Pompeo Magno
Francesco Cavalli
New production | Dramma per musica in three acts | Director: Max Emanuel Cencic, Musical Director: Leonardo García-Alarcón
Dramma per musica in three acts by Francesco Cavalli
Text by Nicolò Minato
In Italian with German and English surtitles
Intermissions after Acts I and II
The great military leader Gnaeus Pompeius (Pompeo Magno) has returned victorious to Rome after his third campaign and is given a hero’s welcome by the grandees of the realm and by Caesar himself. But this is not the time to rest on his laurels, for a secret war, this time without the strident alarums of battle, is being fought behind closed doors at the Roman court, waged between love, desire, treachery and jealousy: Sesto, Pompeo’s son, desires the beautiful prisoner of war Issicratea, not realising she is the wife of the supposedly dead Mitridate, an adversary of the great Pompeo. But Mitridate is alive and well, living incognito in Rome, where he tests the faithfulness of his wife and the loyalty of his son Farnace. Pompeo himself is in love with Caesar’s daughter Giulia, who has already promised her heart to Servilio. The feared conqueror must now prove himself as a sensitive human being as well …

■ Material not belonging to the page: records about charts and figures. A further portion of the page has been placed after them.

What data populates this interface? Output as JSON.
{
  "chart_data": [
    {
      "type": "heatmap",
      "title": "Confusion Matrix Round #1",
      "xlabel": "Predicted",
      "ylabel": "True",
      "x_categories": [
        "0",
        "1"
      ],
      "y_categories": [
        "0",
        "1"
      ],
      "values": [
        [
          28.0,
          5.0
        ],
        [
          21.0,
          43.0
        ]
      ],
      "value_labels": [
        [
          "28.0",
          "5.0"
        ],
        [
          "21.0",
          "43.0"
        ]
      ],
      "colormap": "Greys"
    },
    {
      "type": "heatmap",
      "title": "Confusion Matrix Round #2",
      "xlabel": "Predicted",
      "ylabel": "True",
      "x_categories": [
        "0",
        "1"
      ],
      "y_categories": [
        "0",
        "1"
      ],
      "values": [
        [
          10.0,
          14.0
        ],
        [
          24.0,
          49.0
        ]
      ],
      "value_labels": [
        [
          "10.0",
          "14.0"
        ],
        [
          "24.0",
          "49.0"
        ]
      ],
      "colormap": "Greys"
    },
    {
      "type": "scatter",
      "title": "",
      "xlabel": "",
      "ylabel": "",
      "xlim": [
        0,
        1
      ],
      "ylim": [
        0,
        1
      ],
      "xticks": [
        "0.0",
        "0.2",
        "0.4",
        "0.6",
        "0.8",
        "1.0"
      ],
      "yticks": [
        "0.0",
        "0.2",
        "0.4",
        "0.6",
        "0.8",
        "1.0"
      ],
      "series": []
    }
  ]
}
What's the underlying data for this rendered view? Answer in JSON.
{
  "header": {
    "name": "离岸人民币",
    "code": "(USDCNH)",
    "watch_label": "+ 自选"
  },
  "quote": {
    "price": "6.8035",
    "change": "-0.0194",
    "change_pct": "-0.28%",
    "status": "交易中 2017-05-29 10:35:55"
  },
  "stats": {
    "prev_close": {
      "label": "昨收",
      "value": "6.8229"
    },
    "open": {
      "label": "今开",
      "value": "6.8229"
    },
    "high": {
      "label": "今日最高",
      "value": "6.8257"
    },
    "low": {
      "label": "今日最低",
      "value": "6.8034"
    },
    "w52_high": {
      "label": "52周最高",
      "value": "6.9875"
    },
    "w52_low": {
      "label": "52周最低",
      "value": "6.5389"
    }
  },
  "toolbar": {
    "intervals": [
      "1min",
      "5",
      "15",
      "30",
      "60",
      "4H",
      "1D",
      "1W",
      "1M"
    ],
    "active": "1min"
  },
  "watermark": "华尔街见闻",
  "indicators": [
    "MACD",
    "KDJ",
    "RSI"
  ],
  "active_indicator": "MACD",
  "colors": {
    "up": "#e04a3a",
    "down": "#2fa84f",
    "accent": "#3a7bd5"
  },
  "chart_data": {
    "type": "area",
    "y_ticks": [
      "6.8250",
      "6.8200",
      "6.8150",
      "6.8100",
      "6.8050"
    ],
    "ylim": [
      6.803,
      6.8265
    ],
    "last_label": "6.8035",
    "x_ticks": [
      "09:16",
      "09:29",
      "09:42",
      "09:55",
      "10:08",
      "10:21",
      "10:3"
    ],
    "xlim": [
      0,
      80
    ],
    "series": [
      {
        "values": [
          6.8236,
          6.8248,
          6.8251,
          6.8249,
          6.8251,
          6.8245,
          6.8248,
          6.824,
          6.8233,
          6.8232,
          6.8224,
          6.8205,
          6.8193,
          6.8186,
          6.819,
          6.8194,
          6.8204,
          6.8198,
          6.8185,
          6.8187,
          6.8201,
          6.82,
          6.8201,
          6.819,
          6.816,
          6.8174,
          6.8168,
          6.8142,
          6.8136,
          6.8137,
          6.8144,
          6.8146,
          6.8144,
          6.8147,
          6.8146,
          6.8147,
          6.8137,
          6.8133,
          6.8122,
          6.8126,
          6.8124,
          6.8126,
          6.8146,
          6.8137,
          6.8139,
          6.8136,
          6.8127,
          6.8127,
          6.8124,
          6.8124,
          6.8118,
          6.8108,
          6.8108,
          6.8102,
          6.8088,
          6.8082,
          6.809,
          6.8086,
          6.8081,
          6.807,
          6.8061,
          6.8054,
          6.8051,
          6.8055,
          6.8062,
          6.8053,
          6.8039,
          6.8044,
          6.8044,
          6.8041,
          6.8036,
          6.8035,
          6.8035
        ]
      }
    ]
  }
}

Taking centre stage of the Bayreuth Baroque Opera Festival 2025 is the scenic production of Francesco Cavalli’s incandescent opera about confusion and intrigue Pompeo Magno. First performed in 1666 at the Teatro San Salvatore in Venice, the works stands at the apex of the early history of opera, in which all elements shaping the contemporary art of music theatre are consummately interwoven as a densely compact and multifaceted drama. Tragic is juxtaposed to comic, profound emotions interchange with droll grotesquerie. Max Emanual Cenci stages this colourful drama with its rich diversity of characters from the merry and inebriated Carnival season and the commedia dell’arte with scintillating ideas and at a dashing pace. At his side he has a top class ensemble of singers and the Cappella Mediterranea under Leonardo García-Alarcón as a team of specialists in the music of the Italian seicento.
A talk about the production between director Max Emanual Cencic and the dramaturg Dr David Treffinger will take place on 5 and 13 September at 5pm in the Steingraeber Chamber Music Hall, Steingraeberpassage 1. Admission free.